Once again, the Federal Reserve has added to the woes of a weakening economy by voting to raise short-term interest rates another three-quarters of a point. The Fed remains worried about inflation, when nearly everyone else is worried about recession. GDP declined at an annual rate of 1.4 percent in the first quarter; when the second-quarter numbers are released tomorrow, they will either show that it declined for the second consecutive quarter—the technical definition of a recession—or barely averted that fate.

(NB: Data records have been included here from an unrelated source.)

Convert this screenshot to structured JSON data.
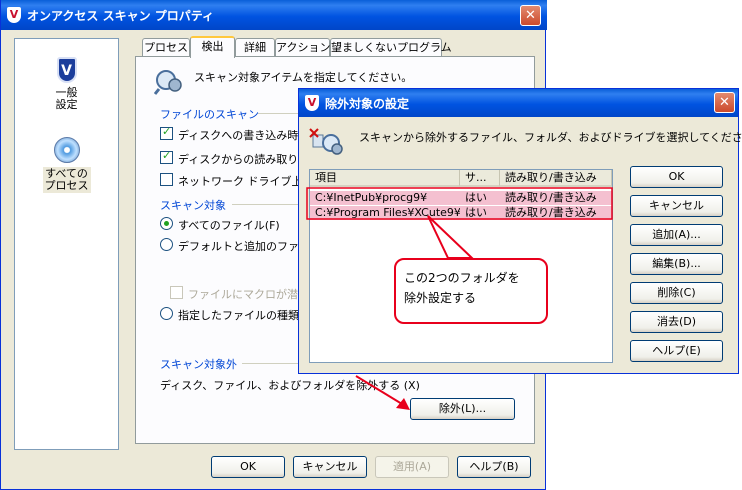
{
  "main_window": {
    "title": "オンアクセス スキャン プロパティ",
    "close_glyph": "✕",
    "sidebar": {
      "items": [
        {
          "label": "一般\n設定",
          "icon": "shield-v-icon"
        },
        {
          "label": "すべての\nプロセス",
          "icon": "disc-icon"
        }
      ]
    },
    "tabs": [
      "プロセス",
      "検出",
      "詳細",
      "アクション",
      "望ましくないプログラム"
    ],
    "active_tab": "検出",
    "panel": {
      "header_text": "スキャン対象アイテムを指定してください。",
      "file_scan": {
        "label": "ファイルのスキャン",
        "options": [
          {
            "label": "ディスクへの書き込み時(",
            "checked": true
          },
          {
            "label": "ディスクからの読み取り時(",
            "checked": true
          },
          {
            "label": "ネットワーク ドライブ上(E)",
            "checked": false
          }
        ]
      },
      "scan_target": {
        "label": "スキャン対象",
        "options": [
          {
            "label": "すべてのファイル(F)",
            "selected": true
          },
          {
            "label": "デフォルトと追加のファイル",
            "selected": false
          },
          {
            "label": "指定したファイルの種類(H",
            "selected": false
          }
        ],
        "macro_option": "ファイルにマクロが潜んでい"
      },
      "exclusions": {
        "label": "スキャン対象外",
        "description": "ディスク、ファイル、およびフォルダを除外する",
        "desc_suffix": "(X)",
        "button": "除外(L)..."
      }
    },
    "footer": {
      "ok": "OK",
      "cancel": "キャンセル",
      "apply": "適用(A)",
      "help": "ヘルプ(B)"
    }
  },
  "dialog": {
    "title": "除外対象の設定",
    "close_glyph": "✕",
    "instruction": "スキャンから除外するファイル、フォルダ、およびドライブを選択してください。",
    "columns": [
      "項目",
      "サ...",
      "読み取り/書き込み"
    ],
    "rows": [
      {
        "item": "C:¥InetPub¥procg9¥",
        "sub": "はい",
        "rw": "読み取り/書き込み"
      },
      {
        "item": "C:¥Program Files¥XCute9¥",
        "sub": "はい",
        "rw": "読み取り/書き込み"
      }
    ],
    "buttons": {
      "ok": "OK",
      "cancel": "キャンセル",
      "add": "追加(A)...",
      "edit": "編集(B)...",
      "delete": "削除(C)",
      "clear": "消去(D)",
      "help": "ヘルプ(E)"
    }
  },
  "annotation": {
    "callout_text": "この2つのフォルダを\n除外設定する",
    "color": "#e8001c"
  },
  "colors": {
    "titlebar": "#0053e1",
    "window_face": "#ece9d8",
    "group_label": "#0046d5",
    "row_highlight": "#f4c0d0"
  }
}
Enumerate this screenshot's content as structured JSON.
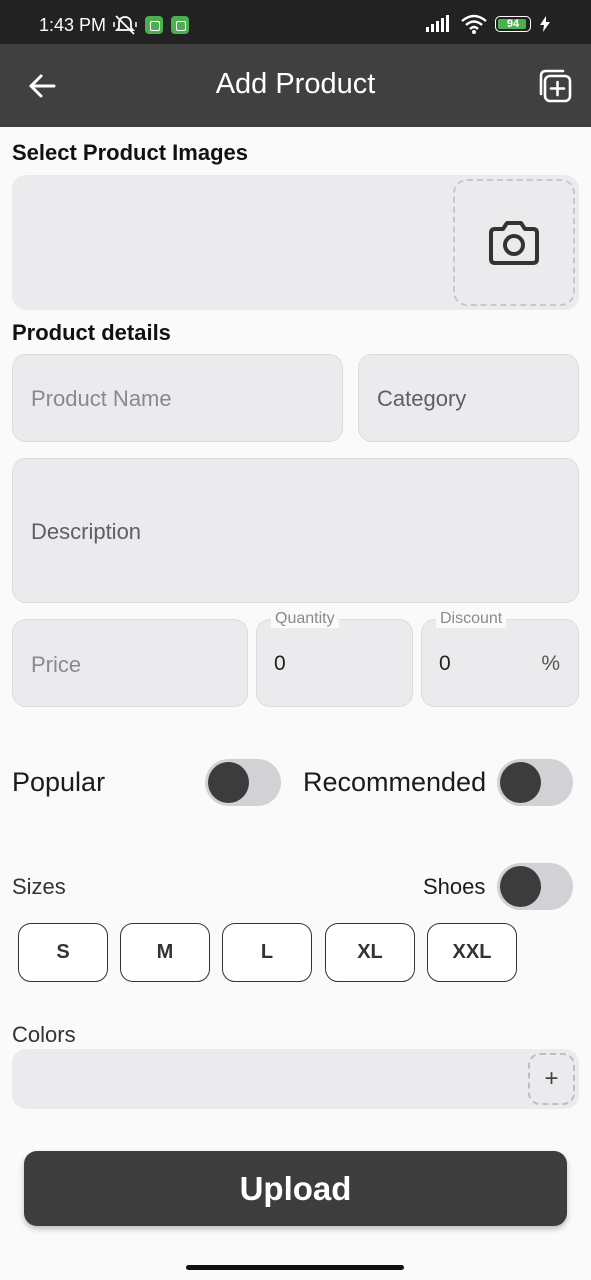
{
  "status_bar": {
    "time": "1:43 PM",
    "battery": "94",
    "battery_level": 0.94,
    "icons": [
      "mute-icon",
      "app-notification-icon",
      "app-notification-icon",
      "signal-icon",
      "wifi-icon",
      "battery-icon",
      "charging-icon"
    ]
  },
  "app_bar": {
    "title": "Add Product",
    "back_icon": "arrow-left-icon",
    "action_icon": "add-copy-icon",
    "background": "#404040"
  },
  "images_section": {
    "title": "Select Product Images",
    "camera_icon": "camera-icon"
  },
  "details_section": {
    "title": "Product details",
    "product_name": {
      "placeholder": "Product Name",
      "value": ""
    },
    "category": {
      "placeholder": "Category",
      "value": ""
    },
    "description": {
      "placeholder": "Description",
      "value": ""
    },
    "price": {
      "placeholder": "Price",
      "value": ""
    },
    "quantity": {
      "label": "Quantity",
      "value": "0"
    },
    "discount": {
      "label": "Discount",
      "value": "0",
      "suffix": "%"
    }
  },
  "toggles": {
    "popular": {
      "label": "Popular",
      "on": false
    },
    "recommended": {
      "label": "Recommended",
      "on": false
    },
    "shoes": {
      "label": "Shoes",
      "on": false
    }
  },
  "sizes": {
    "label": "Sizes",
    "options": [
      "S",
      "M",
      "L",
      "XL",
      "XXL"
    ]
  },
  "colors": {
    "label": "Colors",
    "add_label": "+"
  },
  "upload": {
    "label": "Upload"
  },
  "theme": {
    "accent": "#3d3d3d",
    "field_bg": "#ebebed",
    "battery_green": "#4caf50"
  }
}
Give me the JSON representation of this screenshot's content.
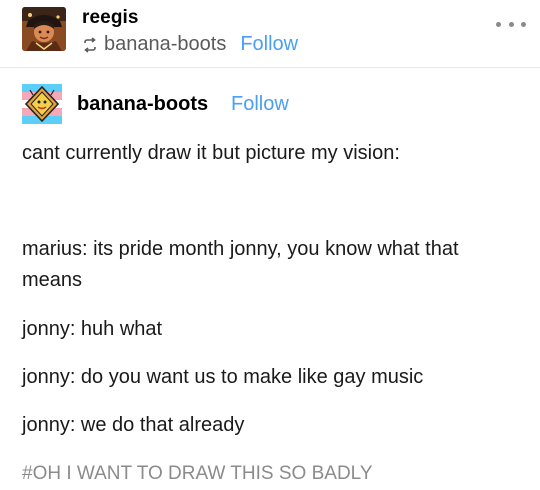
{
  "post": {
    "author": "reegis",
    "reblog": {
      "from_blog": "banana-boots",
      "follow_label": "Follow"
    },
    "more_menu": "more-options"
  },
  "source": {
    "blog_name": "banana-boots",
    "follow_label": "Follow"
  },
  "body": {
    "paragraphs": [
      "cant currently draw it but picture my vision:",
      "marius: its pride month jonny, you know what that means",
      "jonny: huh what",
      "jonny: do you want us to make like gay music",
      "jonny: we do that already"
    ]
  },
  "tags": {
    "text": "#OH I WANT TO DRAW THIS SO BADLY"
  },
  "colors": {
    "follow": "#4a9ff5",
    "muted": "#8b8b8b",
    "text": "#1a1a1a"
  },
  "icons": {
    "reblog": "reblog-icon",
    "more": "more-dots-icon"
  }
}
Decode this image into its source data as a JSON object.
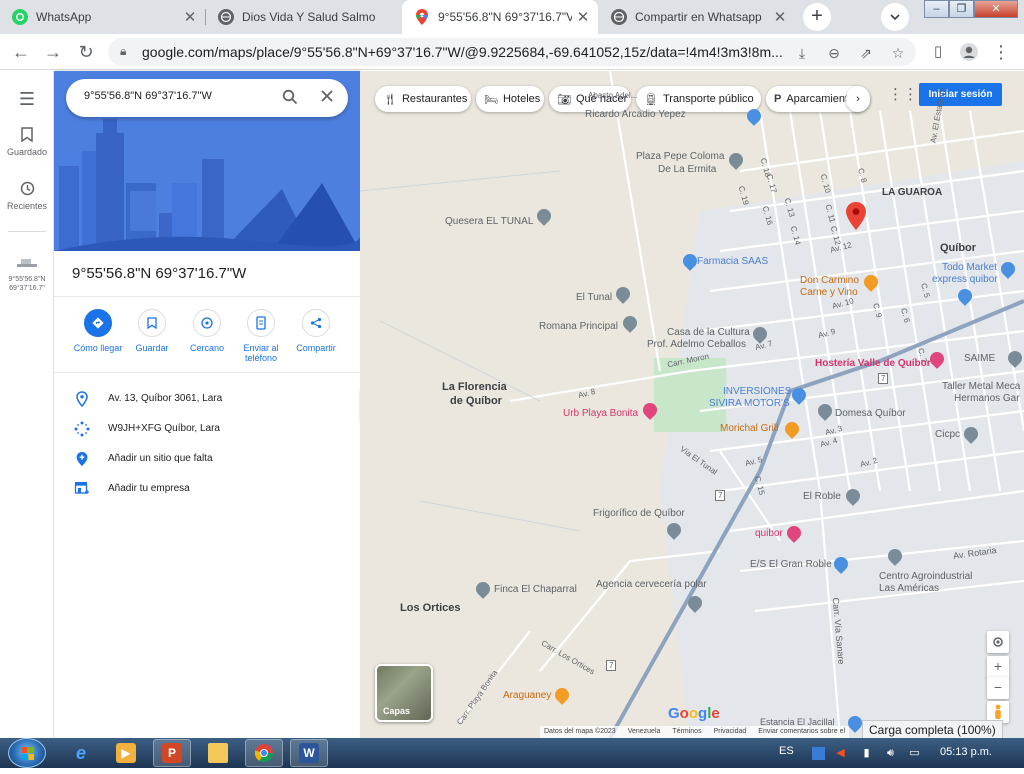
{
  "browser": {
    "tabs": [
      {
        "title": "WhatsApp",
        "icon": "whatsapp-icon",
        "active": false
      },
      {
        "title": "Dios Vida Y Salud Salmo",
        "icon": "globe-icon",
        "active": false
      },
      {
        "title": "9°55'56.8\"N 69°37'16.7\"V",
        "icon": "google-maps-icon",
        "active": true
      },
      {
        "title": "Compartir en Whatsapp",
        "icon": "globe-icon",
        "active": false
      }
    ],
    "new_tab_label": "+",
    "url": "google.com/maps/place/9°55'56.8\"N+69°37'16.7\"W/@9.9225684,-69.641052,15z/data=!4m4!3m3!8m..."
  },
  "rail": {
    "items": [
      {
        "label": "Guardado",
        "icon": "bookmark-icon"
      },
      {
        "label": "Recientes",
        "icon": "history-icon"
      }
    ],
    "recent_place": "9°55'56.8\"N 69°37'16.7\""
  },
  "panel": {
    "search_value": "9°55'56.8\"N 69°37'16.7\"W",
    "title": "9°55'56.8\"N 69°37'16.7\"W",
    "actions": [
      {
        "label": "Cómo llegar",
        "icon": "directions-icon"
      },
      {
        "label": "Guardar",
        "icon": "bookmark-icon"
      },
      {
        "label": "Cercano",
        "icon": "nearby-icon"
      },
      {
        "label": "Enviar al teléfono",
        "icon": "send-to-phone-icon"
      },
      {
        "label": "Compartir",
        "icon": "share-icon"
      }
    ],
    "info": [
      {
        "text": "Av. 13, Quíbor 3061, Lara",
        "icon": "location-pin-icon"
      },
      {
        "text": "W9JH+XFG Quíbor, Lara",
        "icon": "plus-code-icon"
      },
      {
        "text": "Añadir un sitio que falta",
        "icon": "add-place-icon"
      },
      {
        "text": "Añadir tu empresa",
        "icon": "add-business-icon"
      }
    ]
  },
  "map": {
    "chips": [
      {
        "label": "Restaurantes",
        "icon": "restaurant-icon"
      },
      {
        "label": "Hoteles",
        "icon": "hotel-icon"
      },
      {
        "label": "Qué hacer",
        "icon": "camera-icon"
      },
      {
        "label": "Transporte público",
        "icon": "transit-icon"
      },
      {
        "label": "Aparcamiento",
        "icon": "parking-icon"
      }
    ],
    "signin_label": "Iniciar sesión",
    "labels": {
      "ricardo": "Ricardo Arcadio Yepez",
      "plaza": "Plaza Pepe Coloma",
      "ermita": "De La Ermita",
      "quesera": "Quesera EL TUNAL",
      "guaroa": "LA GUAROA",
      "quibor": "Quíbor",
      "farmacia": "Farmacia SAAS",
      "todomarket1": "Todo Market",
      "todomarket2": "express quibor",
      "doncarmino1": "Don Carmino",
      "doncarmino2": "Carne y Vino",
      "eltunal": "El Tunal",
      "romana": "Romana Principal",
      "casacultura1": "Casa de la Cultura",
      "casacultura2": "Prof. Adelmo Ceballos",
      "hosteria": "Hostería Valle de Quíbor",
      "saime": "SAIME",
      "tallermetal1": "Taller Metal Meca",
      "tallermetal2": "Hermanos Gar",
      "laflorencia1": "La Florencia",
      "laflorencia2": "de Quíbor",
      "urb": "Urb Playa Bonita",
      "inversiones1": "INVERSIONES",
      "inversiones2": "SIVIRA MOTOR'S",
      "domesa": "Domesa Quíbor",
      "morichal": "Morichal Grill",
      "cicpc": "Cicpc",
      "elroble": "El Roble",
      "frigorifico": "Frigorífico de Quíbor",
      "quibor_pink": "quibor",
      "es": "E/S El Gran Roble",
      "centro1": "Centro Agroindustrial",
      "centro2": "Las Américas",
      "finca": "Finca El Chaparral",
      "agencia": "Agencia cervecería polar",
      "losortices": "Los Ortices",
      "araguaney": "Araguaney",
      "estancia": "Estancia El Jacillal",
      "av_rotaria": "Av. Rotaria",
      "carr_via_sanare": "Carr. Vía Sanare",
      "via_el_tunal": "Vía El Tunal",
      "carr_los_ortices": "Carr. Los Ortices",
      "carr_playa_bonita": "Carr. Playa Bonita",
      "carr_moron": "Carr. Moron",
      "av_el_estadium": "Av. El Estadium",
      "av_12": "Av. 12",
      "av_10": "Av. 10",
      "av_9": "Av. 9",
      "av_7": "Av. 7",
      "av_8": "Av. 8",
      "av_5": "Av. 5",
      "av_4": "Av. 4",
      "av_3": "Av. 3",
      "av_2": "Av. 2",
      "c5": "C. 5",
      "c6": "C. 6",
      "c7": "C. 7",
      "c8": "C. 8",
      "c9": "C. 9",
      "c10": "C. 10",
      "c11": "C. 11",
      "c12": "C. 12",
      "c13": "C. 13",
      "c14": "C. 14",
      "c15": "C. 15",
      "c16": "C. 16",
      "c17": "C. 17",
      "c18": "C. 18",
      "c19": "C. 19",
      "r7": "7",
      "r7b": "7",
      "r7c": "7",
      "tooltip": "Abasto Adel..."
    },
    "layers_label": "Capas",
    "google": "Google",
    "footer": [
      "Datos del mapa ©2023",
      "Venezuela",
      "Términos",
      "Privacidad",
      "Enviar comentarios sobre el"
    ],
    "status": "Carga completa (100%)"
  },
  "taskbar": {
    "language": "ES",
    "clock": "05:13 p.m."
  },
  "colors": {
    "accent": "#1a73e8",
    "map_bg": "#ebe7de",
    "road": "#ffffff",
    "highway": "#8ea3bd",
    "park": "#c8e6c9",
    "red_pin": "#ea4335"
  }
}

It doesn’t much matter, the economy is clearly slowing; but
the Fed is sticking to its perverse course. Sooner or later, tighter money will drive the economy into full-blown recession. The policy is perverse because all the world’s major economies are experiencing similar price pressures for reasons due to the Russia-Ukraine war and other shortages driven by the supply chain crisis and kindred COVID-related disruptions, and not excessive demand. In the EU, which had no significant economic stimulus, prices are now rising at a slightly higher annual rate than the U.S. inflation rate of 9.1 percent. Likewise Canada and Britain: no big stimulus, but
price rises just a shade below ours. This is far from typical, demand-driven inflation. But the Fed seems determined to overcorrect for its past policies of cheap money. Meanwhile, as inflation and the sense of
impending recession undermine people’s feelings of well-being, Biden and his advisers seem to be guided by the Chico Marx line "Who are you going to believe, me or your lying eyes?" Unfortunately, people tend to believe their own lived experience. But that has not stopped Biden from flatly declaring, "We are not going to be in a recession," or his top advisers from holding a briefing yesterday grasping at straws of good news. Brian Deese, director of the National Economic Council, proclaimed that "consumer spending remains solid and household balance sheets remain in good shape." He
added that a complete assessment of all the economic data was "not consistent with a recession." Well, even if we narrowly avert an official proclamation of a recession this week, you can count on the Fed’s perversity to make liars out of Biden and Deese. Instead of trying to talk up the economy, our president should be confirming the sense on the part of ordinary people that the economy is badly out of whack at their expense—and urging them to vote for Democrats who could enact policies that will actually improve their lives. It would also help if he stopped dithering and ordered practical measures of help, such as student debt relief. Biden can’t control the Fed. He can at least control his administration’s words and executive deeds.